Years after the polio epidemic in 1979, researchers Gabliks and Utz reported, “Studies in cell cultures with insecticides…indicated increased replication of poliovirus in human cells exposed to Kelthane, Karathane, and DDT. Furthermore an activation of a latent virus was also observed in primary rabbit kidney cells grown in the presence of DDT.” 
Do you think it would be a cold day in hell before Good Old Henry Kumm would make a possible correlation between a polio outbreak and the spraying of pesticides? However, there were more profits to be made from polio vaccines than recommending people stop drinking DDT-contaminated milk, wasn’t there?

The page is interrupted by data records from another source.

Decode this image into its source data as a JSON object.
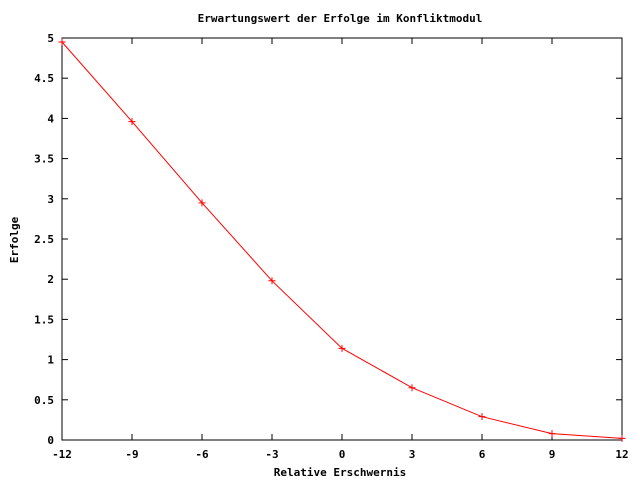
{
  "chart_data": {
    "type": "line",
    "title": "Erwartungswert der Erfolge im Konfliktmodul",
    "xlabel": "Relative Erschwernis",
    "ylabel": "Erfolge",
    "xlim": [
      -12,
      12
    ],
    "ylim": [
      0,
      5
    ],
    "x_ticks": [
      -12,
      -9,
      -6,
      -3,
      0,
      3,
      6,
      9,
      12
    ],
    "x_tick_labels": [
      "-12",
      "-9",
      "-6",
      "-3",
      "0",
      "3",
      "6",
      "9",
      "12"
    ],
    "y_ticks": [
      0,
      0.5,
      1,
      1.5,
      2,
      2.5,
      3,
      3.5,
      4,
      4.5,
      5
    ],
    "y_tick_labels": [
      "0",
      "0.5",
      "1",
      "1.5",
      "2",
      "2.5",
      "3",
      "3.5",
      "4",
      "4.5",
      "5"
    ],
    "grid": false,
    "legend": "none",
    "series": [
      {
        "color": "#ff0000",
        "marker": "plus",
        "x": [
          -12,
          -9,
          -6,
          -3,
          0,
          3,
          6,
          9,
          12
        ],
        "y": [
          4.95,
          3.96,
          2.95,
          1.98,
          1.14,
          0.65,
          0.29,
          0.08,
          0.02
        ]
      }
    ]
  }
}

“The phenomenal growth in production and use of chemical control agents is illustrated by the fact that in 1940 these products had a wholesale value of about $40 million. Today (August 12th, 1959) it is $290 million and is estimated to reach $1 billion by 1975. One-sixth of all croplands and millions of acres of forests, rangelands, and marshlands are treated annually with these chemicals…”
“…Before 1940, relatively small amounts of such chemicals as nicotine, rotenone, pyrethrum, and the aresenicals (sic) were used for insect control. During and following World War II a rapid changeover to DDT, heptachlor, dieldrin, TEPP, malathion, and related compounds occurred.”
SOURCE: Authorizing Research on Insecticides, Herbicides, Fungicides, and Other Pesticides by the Secretary of the Interior. 85th Congress, 2nd Session. House of Representatives Report No. 2181. July 16, 1958.
In order to keep the American people hoodwinked about the toxicity of DDT, attempts are still made by corporate interests to dispel the dangers. Yet, each new piece of information brings us shockingly closer to the truth. At the end of the line, the core message still remains stubbornly in-line with the corporate sickness care agenda: take more vaccines, consume more pills, and wind up getting sicker!
As a result of DDT application, can we just be imagining more cancer, more autism, and more chronic illnesses? Despite superficial attempts by government agencies to ‘get to the bottom’ of a problem, taxpayers shouldn’t be suckered into waiting twenty years to get answers. I certainly don’t want to wait at all, since toxic products should not be permitted into the food chain at any phase of production. P.T. Barnum said, “There’s a sucker born every minute,” and that’s what they apparently are relying on.
1. Wayland, J. Present Status of Our Knowledge of DDT Intoxication. Am. J. of Public Health, (1955) 45: 478-485. 2. Stammers, F.M.G., and Whitefield, F.G.S. The Toxicity of DDT to Men and Animals. Bull. Ent. Res., (1947) 38:1-73.
3. Schechter, M.S., Pogerelskin, M.A., and Haller, H.L. Colorimetric Determination of DDT in Milk and Fatty Materials. U.S. Dept. of Ag. (1947) 19:1.
4. Snowden, F.M. (2006). The Conquest of Malaria: Italy, 1900-1962, (pp. 200). Frederick W. Hilles Publication Fund of Yale University.
5. Medical Archives of The John Hopkins Medical Institutions. Henry W. Kumm Collection. Retrieved March 25th , 2011 from http://www.medicalarchives.jhmi.edu/papers/kumm.html
6. Gabliks, J., and Utz, C. DDT and Inflammatory Responses; 1. Influenza Infection in Mice Fed DDT. Pesticide Biochemistry and Physiology (1979) 12, 257-263.